Patrícia Blanco, presidente do CCS, enfatizou a importância de garantir que a lei se torne efetiva e chegue até a população. “Precisamos manter o ECA Digital vivo e assegurar que as crianças sintam-se verdadeiramente protegidas. As tentativas de deslegitimar e disseminar desinformação sobre a lei são constantes”, afirmou.
Sancionada em 2025, a legislação é resultado do Projeto de Lei 2.628/2022, apresentado pelo senador Alessandro Vieira. O ECA Digital surge como uma resposta à crescente problematização da “adultização” de menores nas plataformas online, impondo às empresas de tecnologia a obrigação de remover, de maneira imediata, conteúdos relacionados ao abuso infantil e à exploração sexual.
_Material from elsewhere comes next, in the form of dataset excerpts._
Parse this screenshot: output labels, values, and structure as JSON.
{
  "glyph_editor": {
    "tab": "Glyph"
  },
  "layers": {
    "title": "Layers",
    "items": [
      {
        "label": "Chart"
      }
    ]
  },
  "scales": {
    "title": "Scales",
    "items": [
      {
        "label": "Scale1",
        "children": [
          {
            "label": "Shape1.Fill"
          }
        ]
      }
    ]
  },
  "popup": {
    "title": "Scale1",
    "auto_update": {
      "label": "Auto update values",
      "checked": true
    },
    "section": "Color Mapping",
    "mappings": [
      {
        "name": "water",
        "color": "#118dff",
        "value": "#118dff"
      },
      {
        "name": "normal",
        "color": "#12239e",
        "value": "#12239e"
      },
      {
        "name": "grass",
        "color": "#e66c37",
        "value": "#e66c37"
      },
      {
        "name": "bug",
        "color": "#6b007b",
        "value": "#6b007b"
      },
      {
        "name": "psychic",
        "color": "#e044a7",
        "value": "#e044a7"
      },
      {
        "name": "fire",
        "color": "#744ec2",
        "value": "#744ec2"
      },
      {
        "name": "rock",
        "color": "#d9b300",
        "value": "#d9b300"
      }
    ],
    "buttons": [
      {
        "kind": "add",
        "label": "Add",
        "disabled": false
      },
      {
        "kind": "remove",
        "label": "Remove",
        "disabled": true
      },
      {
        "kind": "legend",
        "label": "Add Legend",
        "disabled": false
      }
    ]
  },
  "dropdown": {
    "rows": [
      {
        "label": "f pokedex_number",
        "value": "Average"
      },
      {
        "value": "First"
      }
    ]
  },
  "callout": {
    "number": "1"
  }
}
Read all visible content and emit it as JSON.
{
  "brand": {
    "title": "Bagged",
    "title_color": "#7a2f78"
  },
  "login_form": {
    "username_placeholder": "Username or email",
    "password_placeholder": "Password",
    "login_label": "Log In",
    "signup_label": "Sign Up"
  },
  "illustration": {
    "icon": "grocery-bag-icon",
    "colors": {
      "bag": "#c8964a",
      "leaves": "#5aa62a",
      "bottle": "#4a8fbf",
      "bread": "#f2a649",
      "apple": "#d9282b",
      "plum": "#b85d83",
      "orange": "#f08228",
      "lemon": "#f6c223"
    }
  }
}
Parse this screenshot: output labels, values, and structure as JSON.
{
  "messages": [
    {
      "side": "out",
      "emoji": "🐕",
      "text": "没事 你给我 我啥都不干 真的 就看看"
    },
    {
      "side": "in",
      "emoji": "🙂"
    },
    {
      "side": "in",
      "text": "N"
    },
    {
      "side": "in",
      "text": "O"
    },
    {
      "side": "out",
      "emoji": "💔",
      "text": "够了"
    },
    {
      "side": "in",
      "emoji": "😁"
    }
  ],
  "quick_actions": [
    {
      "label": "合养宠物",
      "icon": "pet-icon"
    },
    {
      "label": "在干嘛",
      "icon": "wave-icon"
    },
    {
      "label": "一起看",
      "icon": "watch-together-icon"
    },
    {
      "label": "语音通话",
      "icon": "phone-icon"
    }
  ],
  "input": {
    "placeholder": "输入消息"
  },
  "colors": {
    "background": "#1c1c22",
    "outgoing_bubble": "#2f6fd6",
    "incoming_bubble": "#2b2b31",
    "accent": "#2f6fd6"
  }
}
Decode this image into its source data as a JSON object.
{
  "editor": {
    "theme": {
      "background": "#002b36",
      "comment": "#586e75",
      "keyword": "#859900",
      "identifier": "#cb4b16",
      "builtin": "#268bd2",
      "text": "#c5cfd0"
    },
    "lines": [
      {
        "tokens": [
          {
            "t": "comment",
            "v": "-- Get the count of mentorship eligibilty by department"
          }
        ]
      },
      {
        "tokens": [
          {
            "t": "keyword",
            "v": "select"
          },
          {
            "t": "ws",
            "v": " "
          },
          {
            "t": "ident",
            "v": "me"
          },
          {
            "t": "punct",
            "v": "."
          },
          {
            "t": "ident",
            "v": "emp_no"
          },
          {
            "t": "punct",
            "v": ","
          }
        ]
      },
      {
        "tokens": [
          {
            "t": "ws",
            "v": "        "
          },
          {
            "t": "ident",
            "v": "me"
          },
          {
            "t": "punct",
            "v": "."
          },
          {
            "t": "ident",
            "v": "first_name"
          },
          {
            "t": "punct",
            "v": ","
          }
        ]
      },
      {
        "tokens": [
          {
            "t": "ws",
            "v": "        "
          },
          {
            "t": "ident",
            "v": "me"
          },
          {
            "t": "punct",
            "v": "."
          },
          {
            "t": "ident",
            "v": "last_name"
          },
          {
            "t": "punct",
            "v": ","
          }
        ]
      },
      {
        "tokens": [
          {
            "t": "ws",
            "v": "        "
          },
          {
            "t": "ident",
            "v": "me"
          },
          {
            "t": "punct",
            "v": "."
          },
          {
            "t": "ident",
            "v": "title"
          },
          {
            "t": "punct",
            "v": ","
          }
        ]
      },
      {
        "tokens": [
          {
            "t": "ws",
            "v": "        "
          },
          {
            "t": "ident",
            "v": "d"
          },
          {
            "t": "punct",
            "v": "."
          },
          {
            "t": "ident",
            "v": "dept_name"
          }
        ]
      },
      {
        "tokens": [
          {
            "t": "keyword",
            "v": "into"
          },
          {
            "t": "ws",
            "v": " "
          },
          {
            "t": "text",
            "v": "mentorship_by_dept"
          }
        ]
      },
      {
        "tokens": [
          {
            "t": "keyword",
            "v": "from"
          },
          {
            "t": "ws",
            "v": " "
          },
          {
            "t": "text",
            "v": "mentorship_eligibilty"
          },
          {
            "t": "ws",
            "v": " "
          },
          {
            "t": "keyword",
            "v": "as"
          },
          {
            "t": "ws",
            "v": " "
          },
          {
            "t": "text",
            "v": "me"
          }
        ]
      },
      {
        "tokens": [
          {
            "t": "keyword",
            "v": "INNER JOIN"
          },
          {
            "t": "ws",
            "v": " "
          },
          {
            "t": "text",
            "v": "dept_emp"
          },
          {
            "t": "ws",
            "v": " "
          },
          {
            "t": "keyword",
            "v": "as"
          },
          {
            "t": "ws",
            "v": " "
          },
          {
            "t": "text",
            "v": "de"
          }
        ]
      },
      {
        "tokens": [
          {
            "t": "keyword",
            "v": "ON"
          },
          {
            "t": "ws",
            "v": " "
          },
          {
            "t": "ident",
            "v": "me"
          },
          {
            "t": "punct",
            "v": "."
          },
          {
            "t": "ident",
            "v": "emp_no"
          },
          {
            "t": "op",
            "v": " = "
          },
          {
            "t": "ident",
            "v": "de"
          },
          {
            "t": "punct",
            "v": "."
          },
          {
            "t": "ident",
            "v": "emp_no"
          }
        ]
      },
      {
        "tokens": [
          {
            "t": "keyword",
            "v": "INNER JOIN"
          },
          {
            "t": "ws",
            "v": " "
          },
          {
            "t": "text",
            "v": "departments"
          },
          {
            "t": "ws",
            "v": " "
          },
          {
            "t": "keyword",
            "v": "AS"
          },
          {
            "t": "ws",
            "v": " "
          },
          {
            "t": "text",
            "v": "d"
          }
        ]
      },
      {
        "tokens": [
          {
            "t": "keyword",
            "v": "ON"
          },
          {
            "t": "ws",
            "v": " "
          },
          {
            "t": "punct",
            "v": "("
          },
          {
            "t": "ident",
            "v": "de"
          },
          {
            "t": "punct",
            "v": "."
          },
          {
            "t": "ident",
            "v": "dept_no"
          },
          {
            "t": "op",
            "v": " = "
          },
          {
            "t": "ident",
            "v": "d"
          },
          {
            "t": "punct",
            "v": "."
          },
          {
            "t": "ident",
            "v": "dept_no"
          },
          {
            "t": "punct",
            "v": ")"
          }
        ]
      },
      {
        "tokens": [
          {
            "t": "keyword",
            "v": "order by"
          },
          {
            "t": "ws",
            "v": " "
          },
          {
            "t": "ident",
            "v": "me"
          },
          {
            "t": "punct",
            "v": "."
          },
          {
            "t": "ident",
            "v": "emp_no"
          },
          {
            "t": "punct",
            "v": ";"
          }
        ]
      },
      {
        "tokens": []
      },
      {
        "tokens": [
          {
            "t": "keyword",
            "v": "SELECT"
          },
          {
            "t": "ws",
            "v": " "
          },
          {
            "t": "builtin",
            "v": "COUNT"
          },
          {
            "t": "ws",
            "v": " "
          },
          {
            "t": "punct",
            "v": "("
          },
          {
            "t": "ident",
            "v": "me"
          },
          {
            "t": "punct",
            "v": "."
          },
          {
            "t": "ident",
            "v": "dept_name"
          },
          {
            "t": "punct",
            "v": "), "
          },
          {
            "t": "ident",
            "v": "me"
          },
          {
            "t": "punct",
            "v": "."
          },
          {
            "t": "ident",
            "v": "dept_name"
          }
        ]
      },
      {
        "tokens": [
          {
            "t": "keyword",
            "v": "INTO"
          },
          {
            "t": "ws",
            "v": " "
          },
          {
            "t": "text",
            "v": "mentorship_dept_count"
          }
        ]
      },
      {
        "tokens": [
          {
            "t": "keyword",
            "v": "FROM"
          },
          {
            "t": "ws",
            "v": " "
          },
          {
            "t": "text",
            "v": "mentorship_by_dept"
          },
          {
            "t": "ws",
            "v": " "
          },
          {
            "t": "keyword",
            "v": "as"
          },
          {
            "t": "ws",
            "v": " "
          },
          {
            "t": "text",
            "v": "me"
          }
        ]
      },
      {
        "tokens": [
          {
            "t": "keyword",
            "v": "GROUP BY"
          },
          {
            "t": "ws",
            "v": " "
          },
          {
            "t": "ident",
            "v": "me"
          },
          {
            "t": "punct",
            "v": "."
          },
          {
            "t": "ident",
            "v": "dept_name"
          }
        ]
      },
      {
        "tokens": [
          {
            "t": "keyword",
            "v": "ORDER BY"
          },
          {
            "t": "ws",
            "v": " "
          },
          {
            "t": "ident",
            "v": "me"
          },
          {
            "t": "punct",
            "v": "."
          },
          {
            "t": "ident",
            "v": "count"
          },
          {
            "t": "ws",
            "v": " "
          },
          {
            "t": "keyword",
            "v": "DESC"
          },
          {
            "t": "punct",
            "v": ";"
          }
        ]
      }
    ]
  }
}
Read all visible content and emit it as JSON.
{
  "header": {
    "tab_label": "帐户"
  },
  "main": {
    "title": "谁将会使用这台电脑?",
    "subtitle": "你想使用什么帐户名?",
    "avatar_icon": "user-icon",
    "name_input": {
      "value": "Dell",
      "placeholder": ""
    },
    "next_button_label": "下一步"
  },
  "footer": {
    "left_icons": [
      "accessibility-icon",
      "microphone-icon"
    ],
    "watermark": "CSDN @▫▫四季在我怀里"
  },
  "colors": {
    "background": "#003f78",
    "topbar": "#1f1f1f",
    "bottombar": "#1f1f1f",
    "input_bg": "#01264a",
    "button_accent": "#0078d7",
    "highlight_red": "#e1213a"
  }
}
Além disso, a lei exige que as empresas implementem controles parentais e mecanismos de verificação de idade dos usuários.
Carlos Magno, conselheiro do CCS, também expressou sua preocupação diante das tentativas de descredibilização da nova legislação. “A investida pela revogação do ECA Digital é um alerta para todos os avanços que essa norma trouxe”, destacou.
Na mesma reunião, foram debatidos outros assuntos de relevância social, como o projeto que propõe uma definição formal de antissemitismo, buscada pela deputada Tabata Amaral, que visa orientar políticas públicas sobre o tema. A conselheira Rita Freire levantou críticas sobre a proposta, argumentando que a definição poderia silenciar debates políticos legítimos ao equiparar críticas ao Estado de Israel a antissemitismo, algo que, segundo ela, representa uma pressão externa indesejada sobre o Brasil.
Essas discussões revelam um campo complexo de legislações que têm um impacto profundo na sociedade e levantam questões sobre a proteção dos direitos de grupos vulneráveis, especialmente em um mundo cada vez mais digitalizado.